Calificación del editor

El cierre de ‘Boneshaker’ es una patada en la cara, un ciclón, y representa todo lo que AMAMOS de Airbourne. Un destrozacervicales que casi justifica la compra del disco. Y es que pocos grupos tienen la capacidad de conseguir justamente eso.

6.5
VALORACIÓN

airbourne boneshaker

AIRBOURNE
‘BONESHAKER’
Spinefarm

Parece mentira, pero el debut discográfico de Airbourne (ese cañonazo de hard rock titulado
‘Runnin’ Wild’, del que sobreviven varios himnos en los conciertos actuales de la banda) fue
hace 12 años. DO-CE-A-ÑOS, amigos y amigas. ¡Qué rápido pasa el tiempo para los que ya peinamos canas!
Y aquí estamos, enfrascados en el último trimestre de 2019 y con otro lanzamiento -el quinto de estudio- de los australianos taladrándonos los oídos. ‘Boneshaker’ ha llegado con la misma fórmula, la misma actitud y el mismo espíritu gamberro que caracteriza a la formación de los hermanos O’Keefe, esta vez apoyados por un nuevo miembro a las guitarras, Matt Harrisson, que sustituyó hace relativamente poco a David Roads.
Pero vamos a ser sinceros: éste es, más que probablemente, el álbum más flojo de Airbourne hasta la fecha. Lo intenta, pero no lo logra del todo. Suena desbravado, agotado, como si el cuarteto aussie necesitara unas vacaciones de tanto rock’n roll (¿Cuántas veces se pronuncia “rock ‘n roll” en la discografía de la banda? ¿Decenas, quizá centenares o miles?) o como si les hubiera faltado algo de gasolina de esa que los pone de mala leche, los hace afilar los colmillos y salir a desgarrar y triturar todo lo que tienen por delante cuando graban o, por supuesto, cuando tocan en directo.
Eso sí, que ningún fan se asuste. Tenemos dentro de este CD temas de una factura 100% Airbourne que harán las delicias de todos.
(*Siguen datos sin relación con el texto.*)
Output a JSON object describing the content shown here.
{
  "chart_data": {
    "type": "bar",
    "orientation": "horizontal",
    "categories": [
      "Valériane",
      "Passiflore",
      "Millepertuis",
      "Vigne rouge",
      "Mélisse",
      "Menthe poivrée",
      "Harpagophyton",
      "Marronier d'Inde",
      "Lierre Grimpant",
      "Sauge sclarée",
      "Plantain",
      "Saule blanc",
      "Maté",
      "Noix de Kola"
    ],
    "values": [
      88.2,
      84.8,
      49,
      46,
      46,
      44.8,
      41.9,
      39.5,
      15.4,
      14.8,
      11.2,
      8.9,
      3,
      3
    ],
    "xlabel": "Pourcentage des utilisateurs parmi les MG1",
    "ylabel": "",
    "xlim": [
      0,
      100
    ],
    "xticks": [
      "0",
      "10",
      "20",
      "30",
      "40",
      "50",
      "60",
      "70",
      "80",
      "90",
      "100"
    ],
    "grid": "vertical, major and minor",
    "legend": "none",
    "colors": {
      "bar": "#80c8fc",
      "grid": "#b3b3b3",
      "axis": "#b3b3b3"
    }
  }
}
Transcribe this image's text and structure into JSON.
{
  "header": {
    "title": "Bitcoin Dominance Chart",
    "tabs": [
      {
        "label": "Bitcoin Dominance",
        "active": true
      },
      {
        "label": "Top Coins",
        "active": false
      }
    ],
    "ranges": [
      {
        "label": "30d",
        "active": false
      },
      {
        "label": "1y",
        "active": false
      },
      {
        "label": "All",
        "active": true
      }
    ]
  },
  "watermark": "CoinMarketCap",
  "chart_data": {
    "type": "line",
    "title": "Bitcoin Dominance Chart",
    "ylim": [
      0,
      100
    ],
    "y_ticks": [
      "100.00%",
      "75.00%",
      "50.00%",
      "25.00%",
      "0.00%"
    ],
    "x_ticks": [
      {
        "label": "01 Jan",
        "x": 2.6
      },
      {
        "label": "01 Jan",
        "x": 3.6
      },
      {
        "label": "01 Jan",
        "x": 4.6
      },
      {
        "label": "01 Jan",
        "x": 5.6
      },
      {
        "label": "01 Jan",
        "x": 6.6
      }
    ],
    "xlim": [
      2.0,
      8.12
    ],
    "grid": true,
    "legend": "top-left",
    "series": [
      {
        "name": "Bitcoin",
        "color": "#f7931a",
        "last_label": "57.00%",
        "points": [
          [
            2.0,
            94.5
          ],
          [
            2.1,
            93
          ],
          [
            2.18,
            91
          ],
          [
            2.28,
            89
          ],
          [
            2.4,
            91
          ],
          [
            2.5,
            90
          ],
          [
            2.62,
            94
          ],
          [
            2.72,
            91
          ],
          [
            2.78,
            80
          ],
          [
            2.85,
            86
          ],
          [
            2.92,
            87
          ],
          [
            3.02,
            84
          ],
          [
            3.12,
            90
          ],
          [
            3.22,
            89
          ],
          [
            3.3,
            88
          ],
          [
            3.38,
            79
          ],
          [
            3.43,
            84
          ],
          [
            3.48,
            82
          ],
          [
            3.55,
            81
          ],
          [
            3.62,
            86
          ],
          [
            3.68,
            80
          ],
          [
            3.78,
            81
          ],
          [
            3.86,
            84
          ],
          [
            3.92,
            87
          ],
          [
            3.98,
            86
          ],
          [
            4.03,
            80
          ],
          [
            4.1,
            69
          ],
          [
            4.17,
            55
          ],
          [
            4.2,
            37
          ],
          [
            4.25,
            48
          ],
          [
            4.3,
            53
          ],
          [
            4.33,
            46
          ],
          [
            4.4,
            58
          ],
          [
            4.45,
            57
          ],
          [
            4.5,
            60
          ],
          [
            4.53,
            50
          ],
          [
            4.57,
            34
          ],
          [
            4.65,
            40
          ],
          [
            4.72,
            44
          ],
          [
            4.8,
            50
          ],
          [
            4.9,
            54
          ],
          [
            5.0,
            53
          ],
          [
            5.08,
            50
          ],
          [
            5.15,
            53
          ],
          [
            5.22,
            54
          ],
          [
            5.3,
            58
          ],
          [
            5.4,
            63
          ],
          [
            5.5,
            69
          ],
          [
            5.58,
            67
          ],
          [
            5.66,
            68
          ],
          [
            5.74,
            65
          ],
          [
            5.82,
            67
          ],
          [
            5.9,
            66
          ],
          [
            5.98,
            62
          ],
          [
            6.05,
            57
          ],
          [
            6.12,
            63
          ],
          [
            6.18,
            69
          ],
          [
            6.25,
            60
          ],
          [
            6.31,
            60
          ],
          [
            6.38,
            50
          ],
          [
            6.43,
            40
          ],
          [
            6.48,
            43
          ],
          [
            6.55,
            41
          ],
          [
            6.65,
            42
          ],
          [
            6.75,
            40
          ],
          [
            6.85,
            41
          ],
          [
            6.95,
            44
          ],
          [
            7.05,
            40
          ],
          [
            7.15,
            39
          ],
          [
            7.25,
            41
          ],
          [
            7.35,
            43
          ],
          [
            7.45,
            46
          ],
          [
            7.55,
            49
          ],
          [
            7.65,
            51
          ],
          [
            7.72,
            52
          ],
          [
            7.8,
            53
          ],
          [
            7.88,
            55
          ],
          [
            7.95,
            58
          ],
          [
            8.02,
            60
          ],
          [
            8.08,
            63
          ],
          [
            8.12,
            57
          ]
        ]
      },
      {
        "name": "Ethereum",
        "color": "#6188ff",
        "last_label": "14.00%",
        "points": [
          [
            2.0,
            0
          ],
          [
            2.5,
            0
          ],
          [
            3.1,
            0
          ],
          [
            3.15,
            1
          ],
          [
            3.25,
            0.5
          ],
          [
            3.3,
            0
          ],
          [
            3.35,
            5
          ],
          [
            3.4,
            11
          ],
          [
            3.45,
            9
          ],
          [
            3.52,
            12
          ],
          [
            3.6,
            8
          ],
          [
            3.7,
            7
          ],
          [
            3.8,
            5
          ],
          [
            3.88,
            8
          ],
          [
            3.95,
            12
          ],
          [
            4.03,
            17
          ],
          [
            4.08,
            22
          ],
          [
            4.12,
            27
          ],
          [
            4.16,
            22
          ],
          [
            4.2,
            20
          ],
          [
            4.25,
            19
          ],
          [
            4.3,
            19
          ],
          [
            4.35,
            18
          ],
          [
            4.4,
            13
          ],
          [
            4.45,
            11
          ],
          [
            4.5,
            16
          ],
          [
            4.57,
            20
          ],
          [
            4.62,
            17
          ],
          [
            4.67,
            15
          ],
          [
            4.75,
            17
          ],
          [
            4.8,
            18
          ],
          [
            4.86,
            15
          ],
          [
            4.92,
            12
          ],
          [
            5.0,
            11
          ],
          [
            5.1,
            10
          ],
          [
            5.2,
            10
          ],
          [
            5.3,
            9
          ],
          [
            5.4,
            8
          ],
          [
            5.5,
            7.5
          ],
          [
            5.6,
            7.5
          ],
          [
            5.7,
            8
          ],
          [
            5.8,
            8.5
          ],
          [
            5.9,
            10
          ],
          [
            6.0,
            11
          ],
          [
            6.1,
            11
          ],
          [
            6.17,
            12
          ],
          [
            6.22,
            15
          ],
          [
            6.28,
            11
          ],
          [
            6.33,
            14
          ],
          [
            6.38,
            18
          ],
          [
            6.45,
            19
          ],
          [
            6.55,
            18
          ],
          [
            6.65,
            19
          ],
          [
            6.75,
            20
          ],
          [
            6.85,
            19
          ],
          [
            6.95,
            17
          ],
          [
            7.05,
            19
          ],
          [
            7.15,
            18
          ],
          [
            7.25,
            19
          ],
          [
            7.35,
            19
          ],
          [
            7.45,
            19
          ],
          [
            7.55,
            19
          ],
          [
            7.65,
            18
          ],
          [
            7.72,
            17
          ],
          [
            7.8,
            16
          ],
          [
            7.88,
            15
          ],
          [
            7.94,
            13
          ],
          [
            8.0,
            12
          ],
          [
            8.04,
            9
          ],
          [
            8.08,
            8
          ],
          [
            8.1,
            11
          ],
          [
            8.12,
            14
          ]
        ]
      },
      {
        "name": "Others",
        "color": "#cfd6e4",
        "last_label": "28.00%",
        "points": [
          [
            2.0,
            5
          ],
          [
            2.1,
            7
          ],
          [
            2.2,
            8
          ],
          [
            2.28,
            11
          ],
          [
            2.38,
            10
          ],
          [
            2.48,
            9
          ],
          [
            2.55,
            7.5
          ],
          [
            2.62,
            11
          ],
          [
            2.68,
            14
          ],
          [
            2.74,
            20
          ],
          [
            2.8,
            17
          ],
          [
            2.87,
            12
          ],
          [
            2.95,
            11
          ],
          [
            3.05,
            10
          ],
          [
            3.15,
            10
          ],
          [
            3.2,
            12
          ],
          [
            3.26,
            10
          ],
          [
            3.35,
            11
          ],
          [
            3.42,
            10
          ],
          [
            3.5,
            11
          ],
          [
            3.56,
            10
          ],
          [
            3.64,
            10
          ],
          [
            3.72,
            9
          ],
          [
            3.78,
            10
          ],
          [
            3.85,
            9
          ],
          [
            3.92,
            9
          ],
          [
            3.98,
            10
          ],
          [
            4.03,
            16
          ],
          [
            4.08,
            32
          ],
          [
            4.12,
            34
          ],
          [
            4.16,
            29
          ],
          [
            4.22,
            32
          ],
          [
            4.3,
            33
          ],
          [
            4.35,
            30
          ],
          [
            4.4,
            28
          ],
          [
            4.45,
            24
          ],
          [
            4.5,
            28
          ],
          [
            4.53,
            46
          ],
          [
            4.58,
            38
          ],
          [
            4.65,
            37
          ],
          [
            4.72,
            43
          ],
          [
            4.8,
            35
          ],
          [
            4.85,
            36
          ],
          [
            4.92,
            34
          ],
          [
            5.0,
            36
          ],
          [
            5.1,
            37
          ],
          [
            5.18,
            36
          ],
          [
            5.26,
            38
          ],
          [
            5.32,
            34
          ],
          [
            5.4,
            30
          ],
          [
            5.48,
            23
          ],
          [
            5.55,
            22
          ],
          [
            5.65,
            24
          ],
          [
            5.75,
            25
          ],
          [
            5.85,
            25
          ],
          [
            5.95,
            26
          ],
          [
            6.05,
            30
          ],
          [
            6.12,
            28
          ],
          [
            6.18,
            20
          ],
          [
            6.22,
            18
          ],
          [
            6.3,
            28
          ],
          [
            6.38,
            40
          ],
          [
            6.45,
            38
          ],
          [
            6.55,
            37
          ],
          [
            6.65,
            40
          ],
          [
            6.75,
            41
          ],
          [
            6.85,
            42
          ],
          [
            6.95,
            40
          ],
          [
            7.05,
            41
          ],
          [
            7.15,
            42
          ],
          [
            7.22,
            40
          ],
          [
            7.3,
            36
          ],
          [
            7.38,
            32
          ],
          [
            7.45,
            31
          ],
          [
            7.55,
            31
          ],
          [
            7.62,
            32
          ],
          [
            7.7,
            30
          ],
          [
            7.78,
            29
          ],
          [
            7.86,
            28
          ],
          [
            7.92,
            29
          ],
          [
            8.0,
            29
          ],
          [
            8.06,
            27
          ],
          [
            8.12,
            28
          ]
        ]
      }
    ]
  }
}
Muestra de ello son -a mi juicio, claro- ‘Sex to go’,‘She gives me hell’ o ‘Blood in the water’ en las que encontramos esas guitarras estridentes, esos ritmos pegadizos, esos estribillos coreables con los que gritar como posesos una y otra vez e incluso, y se prodiga poco en esta ocasión, ese Joel O’Keefe chillón y estridente que tanto nos gusta, bordeando lo desagradable pero dejando a casi cualquier cantante de rock a la altura del betún.
Lo cierto es que ni el tema elegido como single y que da el nombre de ‘Boneshaker’ al disco
está (ni de refilón) a la altura de otros sencillos del cuarteto como fueron «Runnin’ Wild», «Too much, too young, too fast», «No way but the hard way» o incluso el más reciente «Breakin’
outta hell», pero, ah, sí encontramos (amén del puñado de buenas canciones mencionado
antes) esa chispa, ese talento, ese maldito savoir faire que llevan impregnado en el ADN musical estos cuatro canallas. Y lo encontramos escondido, justo al final, dispuesto a
saltarnos a la yugular, en la forma de «Rock ‘n roll for life». Joder. ¿Otra vez Rock and roll? ¡PUES SÍ!
El cierre de ‘Boneshaker’ es una patada en la cara, un ciclón, y representa todo lo que AMAMOS de Airbourne. Un tema directo, sin concesiones ni contemplaciones de ningún tipo. Un destrozacervicales que, para mí, entra directamente a la lista de mis 10 favoritos de Airbourne. Quizá me exceda diciendo que casi justifica la compra del disco, pero la adrenalina (corriendo a chorros gracias al propio tema) hace que lo piense de verdad. Y es que pocos grupos tienen la capacidad de conseguir justamente eso. Que tras empaparnos de un disco mediocre a todas luces -aunque gane con las escuchas, he de ser honesto-, acabemos, gracias a un broche totalmente fan service, agitando convulsivamente el cuello y los puños, gritando, saltando y dándole otra vez al play porque, qué narices, son los putos Airbourne y sí, nos encanta el Rock ‘n roll. La madre que los parió.